Together, their findings elucidate the critical role of FAM13B in atrial fibrillation. By determining genes that can alter cardiac function and demonstrate its effect on the heart, Professor Smith and colleagues have greatly improved our understanding of the genetic basis of AF. Their work opens new avenues for developing targeted treatments that have the potential to change the way this common heart disease is managed.
Journal Reference:
Tchou G, Ponce-Balbuena D, Liu N, Gore-Panter S, Hsu J, Liu F, Opoku E, Brubaker G, Schumacher SM, Moravec CS, Barnard J, Barnard J, Van Wagoner DR, Chung MK, Chung MK, Smith JD. The decrease in FAM13B expression increases the sensitivity of atrial fibrillation by regulating sodium current and calcium treatment. JACC Basic Transl Sci. July 26, 2023; 8 (10): 1357-1378. doi: https://doi.org/10.1016/j.rineng.2023.101425
About the Author
Dr. Jonathan Smithis a professor and chair of the Department of Molecular Medicine at the Western Reserve University of the Cleveland Clinic Reiner Medical College. He is also the director of the Molecular Medicine PhD Training Program. At the Cleveland Clinic Lerner Institute, Dr. Smith is a staff member of the Department of Cardiovascular and Metabolic Sciences, where he serves as the Chairman of Cardiovascular Research at Geoffrey Gund. Dr. Smith received a bachelor’s degree in biology from the University of California Santa Cruz and a doctorate in cellular and developmental biology from the Department of Medical Sciences at Harvard University. He conducted a postdoctoral study at Rockefeller University in Jan Breslow’s lab, examining mouse models of apolipoprotein gene expression, lipoprotein metabolism, and atherosclerosis. Dr. Smith was promoted as an assistant and associate professor at Rockefeller and joined the Lerner Research Institute in 2002. Lerner Institute. He has published nearly 200 peer-reviewed original research papers as well as other reviews and editorials. Dr. Smith’s research is currently funded by two NIH R01 grants and a program project grant led by Dr. Mina Chung. He is also the principal researcher for the T32 Training Grant Support Trainee. Dr. Smith trains many doctoral students, postdoctoral fellows, medical students, laboratory technicians, and high school and college students. He supports the entry of underrepresented minority students into STEM careers.

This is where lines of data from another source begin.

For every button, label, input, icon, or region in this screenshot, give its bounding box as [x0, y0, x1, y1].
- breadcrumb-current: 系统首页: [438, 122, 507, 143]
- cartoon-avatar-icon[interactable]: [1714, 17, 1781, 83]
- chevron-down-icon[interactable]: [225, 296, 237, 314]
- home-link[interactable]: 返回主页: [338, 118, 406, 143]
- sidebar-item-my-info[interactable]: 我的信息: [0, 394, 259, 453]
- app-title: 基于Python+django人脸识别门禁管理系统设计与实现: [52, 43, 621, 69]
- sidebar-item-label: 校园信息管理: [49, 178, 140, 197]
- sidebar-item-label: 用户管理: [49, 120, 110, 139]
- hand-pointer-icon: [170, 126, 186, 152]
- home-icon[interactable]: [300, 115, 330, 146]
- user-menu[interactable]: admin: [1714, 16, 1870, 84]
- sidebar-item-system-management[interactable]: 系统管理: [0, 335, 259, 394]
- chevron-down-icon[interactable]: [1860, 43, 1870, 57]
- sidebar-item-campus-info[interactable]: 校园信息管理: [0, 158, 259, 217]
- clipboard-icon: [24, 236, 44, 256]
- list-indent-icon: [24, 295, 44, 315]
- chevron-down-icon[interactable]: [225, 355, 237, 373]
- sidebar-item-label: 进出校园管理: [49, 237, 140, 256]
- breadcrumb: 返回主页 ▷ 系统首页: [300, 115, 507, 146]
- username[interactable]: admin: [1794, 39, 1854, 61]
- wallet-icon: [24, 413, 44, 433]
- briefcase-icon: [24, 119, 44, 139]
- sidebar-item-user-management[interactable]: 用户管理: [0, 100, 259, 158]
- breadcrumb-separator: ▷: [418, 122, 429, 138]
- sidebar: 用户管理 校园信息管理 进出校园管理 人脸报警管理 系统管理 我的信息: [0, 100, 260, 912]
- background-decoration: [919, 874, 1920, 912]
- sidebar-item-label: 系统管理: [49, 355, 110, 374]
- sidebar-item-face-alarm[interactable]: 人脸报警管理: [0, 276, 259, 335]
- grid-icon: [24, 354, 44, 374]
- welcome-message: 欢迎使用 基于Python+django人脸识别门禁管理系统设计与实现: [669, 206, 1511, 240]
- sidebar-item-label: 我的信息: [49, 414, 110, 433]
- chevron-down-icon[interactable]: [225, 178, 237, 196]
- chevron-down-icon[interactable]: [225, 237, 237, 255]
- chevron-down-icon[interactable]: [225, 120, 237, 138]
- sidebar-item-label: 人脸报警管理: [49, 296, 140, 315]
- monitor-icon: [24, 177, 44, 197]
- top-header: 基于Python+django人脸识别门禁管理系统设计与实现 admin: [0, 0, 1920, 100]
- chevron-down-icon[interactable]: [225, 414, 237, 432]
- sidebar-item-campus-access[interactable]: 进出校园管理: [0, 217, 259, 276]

Greg Tchou is a leading technical expert in the laboratory of Dr. Jonathan D. Smith, Department of Cardiovascular and Metabolic Sciences at the Cleveland Clinic. Prior to joining the Smith Laboratory, he received his bachelor’s degree and doctorate in biochemistry and cell biology from the University of Michigan. PhD in cell biology from Rice University. His research focuses on the genetic basis of atrial fibrillation through CRISPR-CAS9 gene editing in human stem cell models. He likes football, cycling in many scenic subway parks in Cleveland when the weather allows, and (often) does not attend the meeting board.
Dr. Daniela Ponce-Balbuenacompleted BS and MS at the University of Benemérita. Puebla, Mexico. She received her PhD from Corrima University. In 2011, Colima, Mexico, then moved to the United States to work as a postdoctoral fellow at the Center for Research on Heart Rhythmia at the University of Michigan. In 2020, she joined the Department of Physiology and Cell Biology at Ohio State University, where Davis Institute of Heart and Lung serves as an Assistant Professor in Research. In 2023, she joined the Department of Cardiology and Vascular Medicine at the University of Wisconsin-Madison, School of Medicine, where she holds the current position of Scientist III. Daniela’s research focuses on the regulation of cardiac ion channels and arrhythmia mechanisms. The purpose of her research is to discover new virulent targets that can prevent and/or treat heart arrhythmia. Daniela enjoys the life of a scientist and attributes her success as a researcher to a team of outstanding scientists who have the right to work together.